Wir nehmen ein Zimmer mit zwei getrennten Betten.«

Ich bemerkte, daß er zu schwitzen begann, obwohl es kalt war.

Mein Herz sandte Alarmsignale aus, die ich nicht entschlüsseln konnte. An die Stelle der Freude, die ich eben noch verspürt hatte, trat unendliche Verwirrung.

Er hielt plötzlich den Wagen an, sah mir direkt in die Augen.

Niemand kann lügen, niemand kann etwas verbergen, wenn man ihm direkt in die Augen sieht.

Und jede Frau, die auch nur ein bißchen Einfühlungsvermögen besitzt, kann in den Augen eines verliebten Mannes lesen.
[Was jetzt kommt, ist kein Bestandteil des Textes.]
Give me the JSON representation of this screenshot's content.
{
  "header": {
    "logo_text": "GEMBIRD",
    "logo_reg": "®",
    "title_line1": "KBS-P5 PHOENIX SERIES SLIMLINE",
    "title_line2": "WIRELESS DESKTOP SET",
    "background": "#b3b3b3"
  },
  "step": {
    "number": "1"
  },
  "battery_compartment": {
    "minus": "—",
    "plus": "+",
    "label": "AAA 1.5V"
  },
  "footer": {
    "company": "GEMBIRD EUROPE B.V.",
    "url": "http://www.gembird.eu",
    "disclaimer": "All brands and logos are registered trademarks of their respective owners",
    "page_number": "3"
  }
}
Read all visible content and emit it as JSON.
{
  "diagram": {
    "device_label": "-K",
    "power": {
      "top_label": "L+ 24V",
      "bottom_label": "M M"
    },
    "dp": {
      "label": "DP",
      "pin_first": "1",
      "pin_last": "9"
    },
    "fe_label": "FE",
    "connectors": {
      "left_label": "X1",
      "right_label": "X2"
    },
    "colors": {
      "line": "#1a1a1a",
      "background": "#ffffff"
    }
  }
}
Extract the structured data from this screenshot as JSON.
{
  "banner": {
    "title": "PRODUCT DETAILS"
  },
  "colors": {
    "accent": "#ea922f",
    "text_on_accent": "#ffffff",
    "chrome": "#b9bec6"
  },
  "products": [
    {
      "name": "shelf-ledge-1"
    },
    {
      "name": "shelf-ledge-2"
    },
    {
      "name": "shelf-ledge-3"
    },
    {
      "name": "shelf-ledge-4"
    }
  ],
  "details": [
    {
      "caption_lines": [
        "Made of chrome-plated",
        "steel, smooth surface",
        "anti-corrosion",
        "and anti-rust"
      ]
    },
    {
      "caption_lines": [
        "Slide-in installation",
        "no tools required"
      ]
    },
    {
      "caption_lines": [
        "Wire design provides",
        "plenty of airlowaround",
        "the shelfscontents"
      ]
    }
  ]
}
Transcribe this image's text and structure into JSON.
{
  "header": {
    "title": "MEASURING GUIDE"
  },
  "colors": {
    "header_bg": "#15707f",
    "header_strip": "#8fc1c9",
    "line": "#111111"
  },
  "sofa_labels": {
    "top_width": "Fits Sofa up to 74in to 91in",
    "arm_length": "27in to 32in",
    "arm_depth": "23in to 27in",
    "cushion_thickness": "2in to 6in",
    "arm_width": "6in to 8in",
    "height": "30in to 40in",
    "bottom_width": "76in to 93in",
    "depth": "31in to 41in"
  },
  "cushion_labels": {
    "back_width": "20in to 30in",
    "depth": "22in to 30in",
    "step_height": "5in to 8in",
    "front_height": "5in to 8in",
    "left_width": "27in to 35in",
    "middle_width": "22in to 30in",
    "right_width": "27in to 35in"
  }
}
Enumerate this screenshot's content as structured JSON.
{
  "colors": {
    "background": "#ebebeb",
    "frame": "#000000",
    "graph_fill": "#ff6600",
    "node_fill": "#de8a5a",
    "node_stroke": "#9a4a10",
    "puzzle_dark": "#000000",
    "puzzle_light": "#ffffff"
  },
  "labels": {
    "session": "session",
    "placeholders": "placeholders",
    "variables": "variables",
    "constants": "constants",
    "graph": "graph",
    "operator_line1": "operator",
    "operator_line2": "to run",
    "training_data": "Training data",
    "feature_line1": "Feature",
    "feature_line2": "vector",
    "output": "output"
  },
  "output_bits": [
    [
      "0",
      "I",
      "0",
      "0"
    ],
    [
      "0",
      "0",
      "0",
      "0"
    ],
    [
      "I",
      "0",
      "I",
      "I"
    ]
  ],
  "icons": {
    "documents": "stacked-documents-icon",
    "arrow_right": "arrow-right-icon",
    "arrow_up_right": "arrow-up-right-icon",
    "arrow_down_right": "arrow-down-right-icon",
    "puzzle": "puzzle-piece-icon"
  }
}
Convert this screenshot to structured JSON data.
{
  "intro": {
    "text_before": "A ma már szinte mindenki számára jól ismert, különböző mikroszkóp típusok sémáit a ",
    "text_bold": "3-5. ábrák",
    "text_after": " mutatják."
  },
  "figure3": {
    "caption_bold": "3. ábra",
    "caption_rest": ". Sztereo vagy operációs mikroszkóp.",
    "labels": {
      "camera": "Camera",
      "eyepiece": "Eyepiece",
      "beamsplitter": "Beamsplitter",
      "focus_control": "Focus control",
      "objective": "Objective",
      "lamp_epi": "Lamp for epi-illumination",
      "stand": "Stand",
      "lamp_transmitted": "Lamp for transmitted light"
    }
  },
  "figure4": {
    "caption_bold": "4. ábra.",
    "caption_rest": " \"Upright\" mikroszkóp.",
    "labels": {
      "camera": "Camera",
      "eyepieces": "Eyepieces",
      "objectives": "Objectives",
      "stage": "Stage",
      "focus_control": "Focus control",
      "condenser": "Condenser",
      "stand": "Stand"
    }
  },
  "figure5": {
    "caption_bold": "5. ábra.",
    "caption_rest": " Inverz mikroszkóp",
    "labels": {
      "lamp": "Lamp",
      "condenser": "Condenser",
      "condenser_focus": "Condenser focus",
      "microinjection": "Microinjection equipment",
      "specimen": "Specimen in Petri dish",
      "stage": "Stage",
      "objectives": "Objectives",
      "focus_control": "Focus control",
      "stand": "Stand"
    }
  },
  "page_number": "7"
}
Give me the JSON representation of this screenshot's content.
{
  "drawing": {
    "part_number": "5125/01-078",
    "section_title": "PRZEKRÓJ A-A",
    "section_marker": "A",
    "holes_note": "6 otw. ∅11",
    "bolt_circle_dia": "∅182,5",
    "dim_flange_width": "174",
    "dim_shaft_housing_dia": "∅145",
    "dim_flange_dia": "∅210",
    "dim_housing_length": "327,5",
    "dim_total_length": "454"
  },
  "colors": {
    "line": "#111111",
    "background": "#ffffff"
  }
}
Gleichgültig, wie absurd es anmuten mag, gleichgültig, ob diese Liebe sich unerwartet am falschen Ort und zur falschen Zeit zeigt. Ich dachte sofort an die Worte der rothaarigen jungen Frau am Brunnen.

Es war unmöglich. Doch es stimmte.

Ich hätte niemals, auf gar keinen Fall, gedacht, daß er sich nach so langer Zeit noch daran erinnerte. Damals waren wir Kinder, hatten unsere Zeit zusammen verbracht und hatten Hand in Hand die Welt entdeckt. Ich hatte ihn geliebt – wenn ein Kind überhaupt weiß, was Liebe bedeutet. Doch dies alles war vor langer, langer Zeit, in einem anderen Leben gewesen, in dem die Unschuld das Herz für das Beste offenhält, was das Leben zu bieten hat.

Jetzt waren wir erwachsen und vernünftig. Und die Kindheit war eben die Kindheit.

Ich sah ihm wieder in die Augen. Ich wollte es nicht glauben, oder konnte es nicht.

»Ich muß noch diesen Vortrag halten, und dann kommen die Empfängnis-Mariä-Feiertage. Ich muß in die Berge«, fuhr er fort. »Ich muß dir etwas zeigen.«

Dieser brillante Mann, der von magischen Augenblicken sprach, saß neben mir und verhielt sich völlig unvernünftig. Er war unsicher, verhedderte sich, machte wirre Vorschläge. Ich konnte es kaum mit ansehen.

Ich öffnete die Wagentür, stieg aus, lehnte mich an den Wagen.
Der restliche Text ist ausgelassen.